How to Write a Good Personal Statement for University Admission
What to write about
You are to write about you!
You are telling the admissions staff why you’re suitable to study at their university or college. It is important to remember you can only write one personal statement – it’s the same for each course you apply for. So, avoid mentioning any universities or colleges by name except if you are being specific.
To get started, consider the following:
- Look at course descriptions and identify the qualities, skills, and experience it requires – you can use these to help you decide what to write about.
- Tell the reader why you’re applying – including your ambitions, what interests you about the subject, the course provider, and higher education.
- Think about what makes you suitable – this could be relevant experience, skills, or achievements you’ve gained from education, work, or other activities.
- Include any clubs or societies you belong to – sporting, creative, or musical.
- Mention any relevant employment experience or volunteering you’ve done.
- If you’ve developed skills, tell them.
- If you took part in a higher education taster course, placement, or summer school, or something similar, include it.
Everything in your personal statement should aim to show that you have the skills and qualities the admission officers/the institutions are looking for, and convince them to offer you a place on the programme. Anything that would not do this is not worth being the the write-up.
Before you Start, What should you do?
1. Pick the “right” School
One mistake that many applicants make is that they work hard writing their personal statements, but they don’t put enough time into deciding which school to apply for.

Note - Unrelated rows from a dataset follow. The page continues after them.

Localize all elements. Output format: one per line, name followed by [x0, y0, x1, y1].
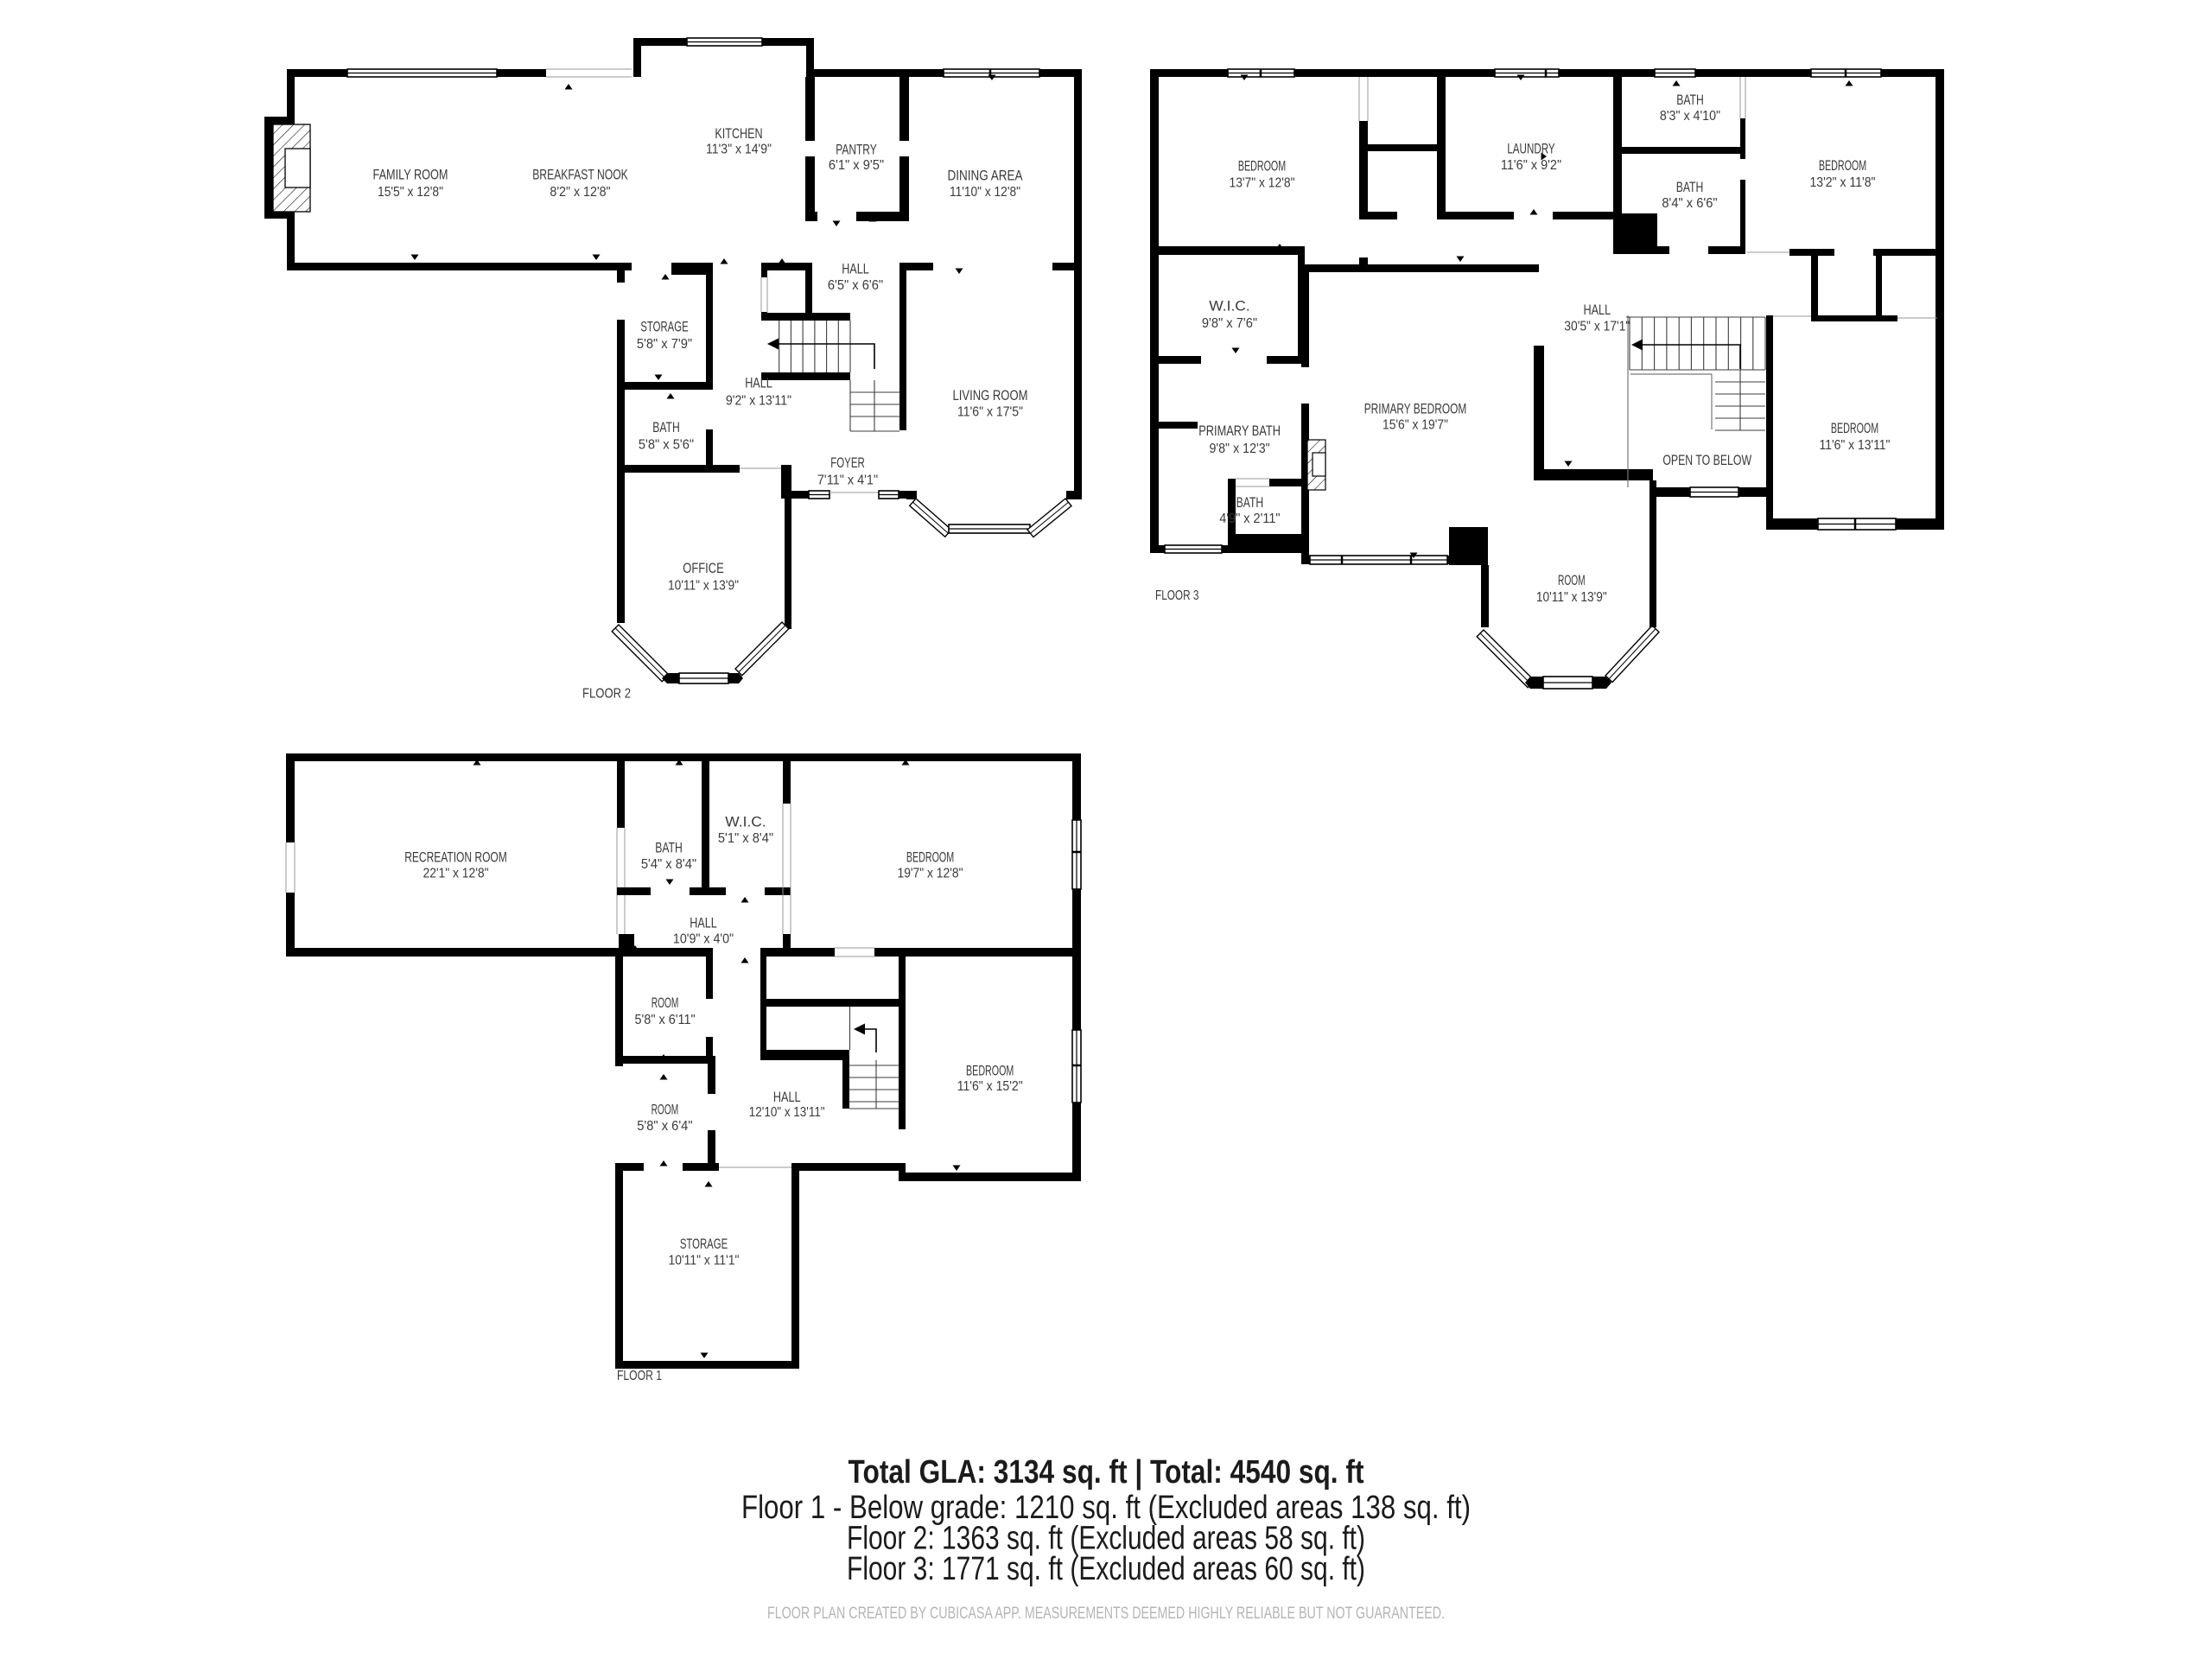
svg-text:5'8" x 6'4": 5'8" x 6'4" [637, 1119, 692, 1134]
svg-text:PANTRY: PANTRY [836, 143, 877, 158]
svg-text:W.I.C.: W.I.C. [725, 815, 766, 830]
svg-text:ROOM: ROOM [1558, 573, 1586, 588]
svg-text:10'11" x 13'9": 10'11" x 13'9" [668, 578, 739, 593]
svg-text:BEDROOM: BEDROOM [1831, 421, 1878, 436]
svg-text:10'9" x 4'0": 10'9" x 4'0" [673, 932, 734, 947]
svg-text:9'8" x 7'6": 9'8" x 7'6" [1202, 316, 1257, 331]
svg-text:FLOOR PLAN CREATED BY CUBICASA: FLOOR PLAN CREATED BY CUBICASA APP. MEAS… [767, 1605, 1445, 1623]
svg-text:30'5" x 17'1": 30'5" x 17'1" [1564, 320, 1630, 334]
svg-text:FAMILY ROOM: FAMILY ROOM [373, 168, 448, 183]
svg-text:RECREATION ROOM: RECREATION ROOM [404, 850, 507, 866]
svg-text:15'6" x 19'7": 15'6" x 19'7" [1382, 418, 1448, 433]
svg-text:6'1" x 9'5": 6'1" x 9'5" [829, 158, 884, 173]
svg-text:11'6" x 9'2": 11'6" x 9'2" [1501, 158, 1561, 173]
svg-text:11'10" x 12'8": 11'10" x 12'8" [950, 185, 1020, 200]
svg-text:BEDROOM: BEDROOM [906, 850, 954, 866]
svg-text:9'2" x 13'11": 9'2" x 13'11" [726, 394, 791, 409]
svg-text:ROOM: ROOM [652, 995, 679, 1011]
svg-text:DINING AREA: DINING AREA [948, 168, 1023, 184]
svg-text:BATH: BATH [1676, 92, 1704, 108]
svg-text:5'8" x 6'11": 5'8" x 6'11" [635, 1013, 696, 1027]
svg-text:FLOOR 2: FLOOR 2 [582, 687, 631, 702]
svg-text:HALL: HALL [745, 376, 772, 391]
svg-text:7'11" x 4'1": 7'11" x 4'1" [817, 473, 878, 487]
svg-text:KITCHEN: KITCHEN [715, 126, 762, 142]
svg-text:9'8" x 12'3": 9'8" x 12'3" [1210, 442, 1270, 456]
svg-text:W.I.C.: W.I.C. [1209, 298, 1249, 314]
svg-text:BATH: BATH [1676, 180, 1704, 195]
svg-text:13'2" x 11'8": 13'2" x 11'8" [1810, 175, 1876, 190]
svg-text:8'3" x 4'10": 8'3" x 4'10" [1660, 109, 1720, 124]
svg-text:OFFICE: OFFICE [683, 561, 724, 576]
svg-text:11'6" x 15'2": 11'6" x 15'2" [957, 1079, 1023, 1094]
svg-text:8'4" x 6'6": 8'4" x 6'6" [1662, 196, 1717, 211]
svg-text:BREAKFAST NOOK: BREAKFAST NOOK [532, 168, 628, 183]
svg-text:5'8" x 7'9": 5'8" x 7'9" [637, 337, 692, 352]
svg-text:6'5" x 6'6": 6'5" x 6'6" [828, 278, 883, 293]
svg-text:10'11" x 13'9": 10'11" x 13'9" [1536, 590, 1607, 605]
svg-text:15'5" x 12'8": 15'5" x 12'8" [378, 185, 443, 200]
svg-text:PRIMARY BEDROOM: PRIMARY BEDROOM [1364, 402, 1467, 417]
svg-text:OPEN TO BELOW: OPEN TO BELOW [1662, 453, 1751, 468]
svg-text:BATH: BATH [652, 420, 680, 435]
svg-text:5'1" x 8'4": 5'1" x 8'4" [718, 831, 773, 846]
svg-text:HALL: HALL [773, 1090, 801, 1105]
svg-text:5'4" x 8'4": 5'4" x 8'4" [641, 857, 696, 872]
svg-text:22'1" x 12'8": 22'1" x 12'8" [423, 867, 489, 881]
svg-text:STORAGE: STORAGE [680, 1236, 728, 1252]
svg-text:11'6" x 17'5": 11'6" x 17'5" [957, 405, 1023, 420]
svg-text:BATH: BATH [655, 841, 683, 856]
svg-text:STORAGE: STORAGE [640, 320, 688, 335]
svg-text:BATH: BATH [1236, 495, 1264, 511]
svg-text:HALL: HALL [690, 916, 717, 931]
svg-text:12'10" x 13'11": 12'10" x 13'11" [749, 1105, 825, 1120]
svg-text:LAUNDRY: LAUNDRY [1507, 141, 1554, 156]
svg-text:HALL: HALL [1584, 302, 1611, 318]
svg-text:FLOOR 1: FLOOR 1 [617, 1369, 662, 1383]
svg-text:11'6" x 13'11": 11'6" x 13'11" [1820, 438, 1891, 453]
svg-text:FLOOR 3: FLOOR 3 [1155, 588, 1198, 603]
svg-text:5'8" x 5'6": 5'8" x 5'6" [639, 437, 694, 452]
svg-text:13'7" x 12'8": 13'7" x 12'8" [1230, 176, 1295, 191]
svg-text:Floor 3: 1771 sq. ft (Excluded: Floor 3: 1771 sq. ft (Excluded areas 60 … [847, 1551, 1365, 1587]
svg-text:LIVING ROOM: LIVING ROOM [953, 388, 1028, 404]
svg-text:11'3" x 14'9": 11'3" x 14'9" [706, 143, 772, 157]
svg-text:19'7" x 12'8": 19'7" x 12'8" [898, 867, 963, 881]
svg-text:FOYER: FOYER [830, 455, 865, 471]
svg-text:BEDROOM: BEDROOM [966, 1064, 1014, 1079]
svg-text:4'9" x 2'11": 4'9" x 2'11" [1219, 512, 1280, 526]
svg-text:PRIMARY BATH: PRIMARY BATH [1198, 423, 1281, 439]
svg-text:BEDROOM: BEDROOM [1819, 158, 1866, 174]
svg-text:10'11" x 11'1": 10'11" x 11'1" [669, 1254, 740, 1268]
svg-text:BEDROOM: BEDROOM [1238, 158, 1286, 174]
svg-text:ROOM: ROOM [652, 1102, 679, 1117]
svg-text:8'2" x 12'8": 8'2" x 12'8" [550, 185, 610, 200]
svg-text:HALL: HALL [842, 262, 869, 277]
svg-text:Total GLA: 3134 sq. ft | Total: Total GLA: 3134 sq. ft | Total: 4540 sq.… [849, 1454, 1364, 1491]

This is the wrong approach, and it’s unlikely to produce good results.The admissions staff might read hundreds or thousands of essays to choose suitable applicants. They’ll look at tons of impressive candidates, but for them, what they want to find is someone who’s the right fit. Before you write your statement, it’s essential to understand why you want to study a particular subject. Whatever the reason, make sure your passion and enthusiasm comes across. Don’t just tell them that you like something, show them that you do. What is it that interests you specifically? Why does it interest you? What have you done to pursue that interest?
Similarly, when writing about relevant experience and achievements, make sure that you give concrete examples of the skills and qualities that they demonstrate. Don’t be tempted to expand the truth, as it will catch you out in the long run!

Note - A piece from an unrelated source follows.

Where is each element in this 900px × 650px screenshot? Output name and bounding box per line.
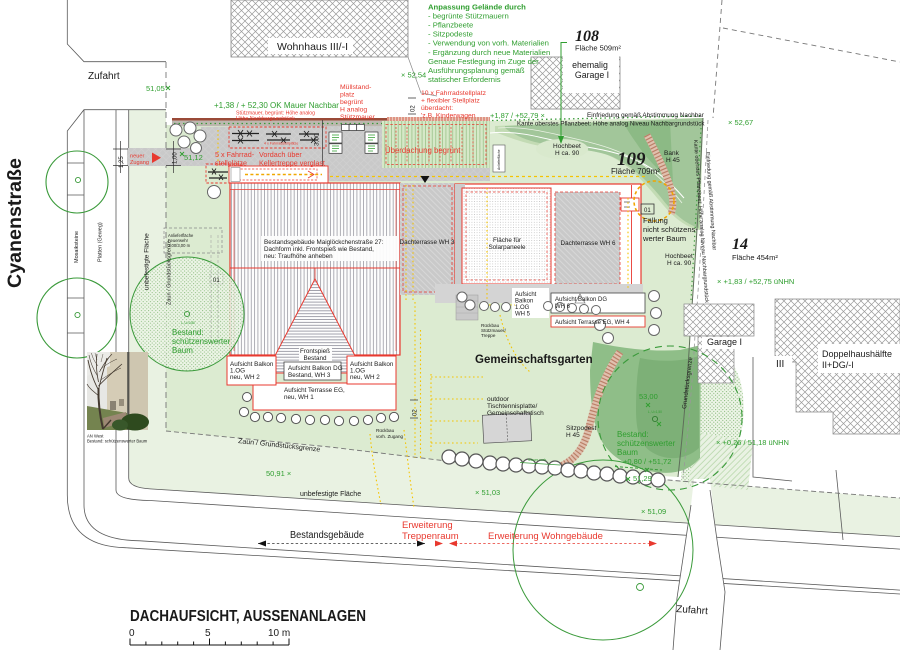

Finally, make sure that you have allowed enough time to check your work before you submit your application. It’s useful to ask friends and family to help check the statement, but be careful that they don’t try and force you to write it in the way they think it should be written. It is important that you write it in your own style rather than trying to conform to what someone else thinks is right, as there is no model way to write a personal statement. When it comes to spelling, however, there is only one ‘right’ way.
2. Write like your personal statement is being graded
Once you actually start writing, it’s important to follow the formal rules of essay composition. Is your grammar correct? Are you using paragraphs properly? Did you proofread for typos? Imagine that you’re turning in the essay to be graded. Write convincingly!